The Unwritten Rules: How Heteronormativity Silences and Shapes Our Love

When we speak of lesbian, bisexual, and queer (LBQ) relationships, the conversation often revolves around the struggle for legal acceptance a battle against outdated laws and overt prejudice. Yet, there is a more insidious, pervasive force at play, one that subtly erodes the very foundations of our relationships: heteronormativity.

At its simplest, heteronormativity is the assumption, deeply embedded in society, culture, and law, that heterosexuality is the default, the natural, and the only permissible form of intimacy. It is a quiet, powerful current that attempts not merely to exclude us, but to compel our love stories to adhere to its alien structure. For the resilient LBQ community in Kenya, understanding this mechanism is crucial to forging truly authentic connections.

The Tyranny of the Blank Script

For heterosexual couples, society provides a clear, often rigid, script. From who proposes, to the division of labour, to the structure of the wedding ceremony, the relationship is guided by familiar, albeit sometimes limiting, cultural signposts.

For us, however, there is only the blank script.

When two women decide to build a life together, every single decision, from the trivial to the monumental, must be negotiated from scratch. Who handles the household finances? Who manages the caregiving? In the absence of prescriptive gender roles, this relational ambiguity, while initially liberating, can become emotionally taxing. We must constantly invent the rules of our own domesticity, a task straight couples rarely contemplate because their path is so clearly paved.

Compounding this is the pressure of internalised prejudice. When the constant message from the world is that our love is 'unnatural' or 'less valid,' we may find ourselves unconsciously seeking to validate our bond by mimicking the only successful models we see: heterosexual ones. This may manifest as the subtle, perhaps unintentional, adoption of 'masculine' and 'feminine' roles in a desperate attempt to make our relationship 'legible' to our families or friends, thus sacrificing the genuine, fluid dynamic we might otherwise cultivate.

The Pain of Social Erasure

In Kenya, where visibility often equates to vulnerability, many LBQ couples practise a necessary form of discretion. Yet, even when we are out to our wider social circles, our relationships are frequently subject to social erasure, the painful denial of our intimacy.

Consider the shared flat of two women in Nairobi's suburbs, who are intimate partners but are perpetually introduced as 'just housemates' or 'close friends' at a colleague's ruracio (traditional dowry event). Or the woman who is barred from the ICU during a family emergency because the hospital will only recognise the blood relatives or a 'legal spouse.'

This constant misreading of our love as mere friendship denies us the essential daily affirmations that cement a heterosexual relationship. We are excluded from the social rituals the joint invitations, the public displays of affection, the simple acceptance by a parent that affirm a relationship's gravity. When our love is not institutionally recognised, it is easily dismissed, making the grief of a breakup seem 'less serious' or the joy of an anniversary 'less significant.' This is the systemic violence of exclusion.

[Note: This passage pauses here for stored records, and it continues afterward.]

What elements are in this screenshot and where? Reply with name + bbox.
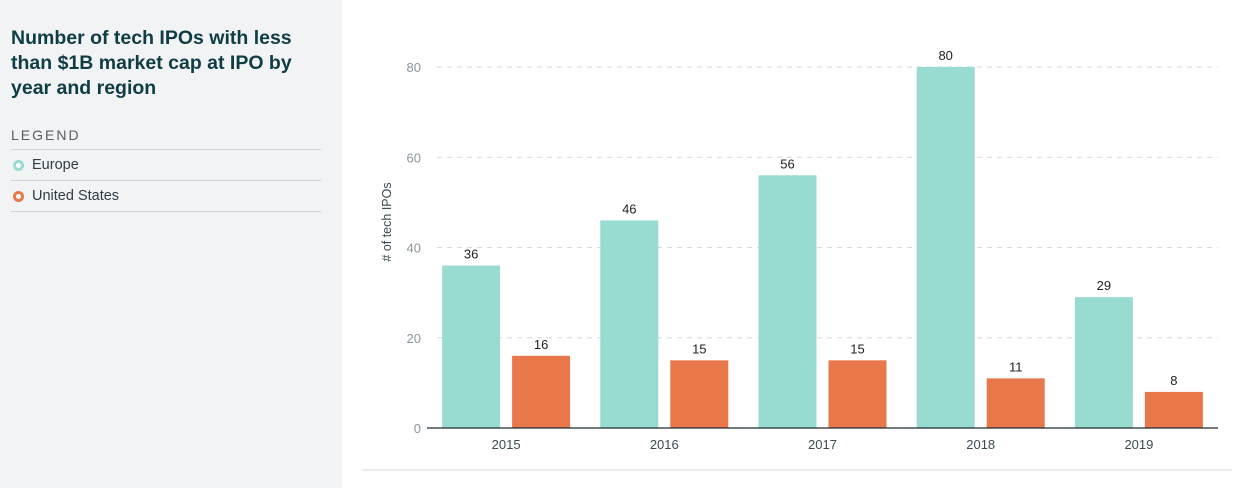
bar-europe-2015 [442,265,501,428]
bar-united-states-2016 [670,360,729,428]
legend-item-europe[interactable]: Europe [11,150,321,181]
legend-label-united-states: United States [32,188,120,204]
x-tick-label-2017: 2017 [808,437,837,452]
bar-europe-2019 [1074,297,1133,428]
bar-united-states-2015 [512,355,571,428]
legend-swatch-united-states [13,190,24,202]
y-tick-label: 20 [407,331,421,346]
x-tick-label-2018: 2018 [966,437,995,452]
data-label-europe-2017: 56 [780,156,794,171]
data-label-united-states-2016: 15 [692,341,706,356]
data-label-europe-2016: 46 [622,201,636,216]
y-tick-label: 80 [407,60,421,75]
y-tick-label: 60 [407,150,421,165]
bar-united-states-2018 [986,378,1045,428]
bar-europe-2017 [758,175,817,428]
data-label-europe-2015: 36 [464,247,478,262]
x-tick-label-2019: 2019 [1124,437,1153,452]
chart-title: Number of tech IPOs with less than $1B m… [11,27,292,99]
x-tick-label-2015: 2015 [492,437,521,452]
bar-europe-2018 [916,67,975,428]
bar-europe-2016 [600,220,659,428]
data-label-united-states-2019: 8 [1170,373,1177,388]
legend-label-europe: Europe [32,157,79,173]
y-tick-label: 40 [407,241,421,256]
data-label-europe-2018: 80 [938,48,952,63]
y-tick-label: 0 [414,421,421,436]
data-label-united-states-2018: 11 [1009,359,1023,374]
data-label-united-states-2015: 16 [534,337,548,352]
sidebar: Number of tech IPOs with less than $1B m… [0,0,342,488]
y-axis-title: # of tech IPOs [380,182,394,261]
bar-united-states-2017 [828,360,887,428]
legend-swatch-europe [13,159,24,171]
bar-united-states-2019 [1144,391,1203,428]
legend: LEGEND Europe United States [11,127,321,212]
data-label-united-states-2017: 15 [850,341,864,356]
legend-item-united-states[interactable]: United States [11,181,321,212]
legend-heading: LEGEND [11,127,321,150]
x-tick-label-2016: 2016 [650,437,679,452]
data-label-europe-2019: 29 [1097,278,1111,293]
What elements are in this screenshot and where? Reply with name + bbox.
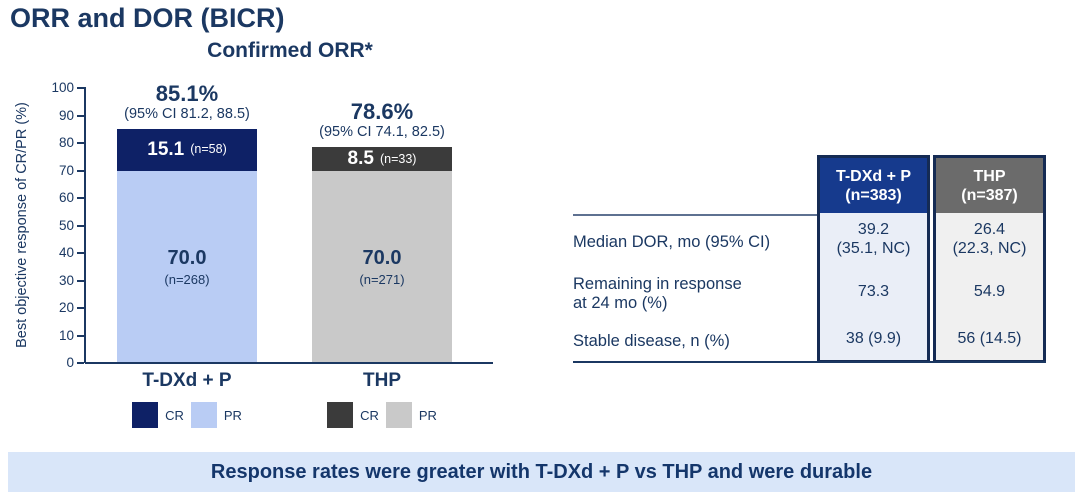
legend-thp: CR PR [304, 402, 460, 428]
y-tick-mark [77, 169, 84, 172]
pr-n-label: (n=268) [164, 271, 210, 287]
y-tick-label: 10 [58, 327, 74, 343]
legend-label-pr: PR [223, 407, 242, 423]
cell-value: 26.4 [973, 221, 1006, 238]
y-tick-label: 100 [51, 80, 74, 95]
cr-value-label: 8.5 [347, 148, 374, 170]
y-tick-mark [77, 142, 84, 144]
cell-value-ci: (22.3, NC) [952, 240, 1027, 257]
cell-stable-tdxd: 38 (9.9) [820, 317, 927, 359]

The Legal Wall and Financial Instability

The effects of heteronormativity are most sharply felt in the legal realm. The lack of institutional recognition in Kenya means we are denied access to fundamental protections that straight couples take for granted:

  • Property Rights: Should a relationship end, or a partner pass away, there are no established laws to protect shared assets or homes built over years of joint contribution. The surviving partner may be left financially destitute.

  • Inheritance and Next-of-Kin: The partner is excluded from making medical decisions or inheriting in the event of death, with biological family members who may be hostile to the relationship taking precedence.

  • Employment Benefits: Access to a partner's health insurance, pension benefits, or parental leave remains an impossibility, creating structural economic instability within our households.

Heteronormativity is the framework that allows these institutional harms to persist. It frames our relationships as mere arrangements, not sacred, binding, and economically interdependent unions deserving of protection.

Resisting the Unwritten Rules

To thrive, we must recognise these pressures and deliberately create alternative blueprints. MWA and organisations working under the GALCK umbrella are vital in this work, providing the necessary community and advocacy that counters this systemic erasure.

Our relationships, unburdened by prescriptive gender roles, have the potential to pioneer deeper, more equitable connections. We must embrace this freedom, creating new rituals and new language that honours the authenticity of our bonds, rather than forcing them into the ill-fitting boxes of the dominant culture.

Our resilience is not just about survival; it is about the radical act of creating space for our joy to exist fully and openly. We are not asking for a place at the table; we are building our own, and we are setting our own rules.

As the American lesbian poet Audre Lorde once powerfully put it:

“The master's tools will never dismantle the master's house. They may allow us temporarily to beat him at his own game, but they will never enable us to bring about genuine change.”

Our genuine change begins when we put down the heteronormative tools and begin to build our love with materials of our own design.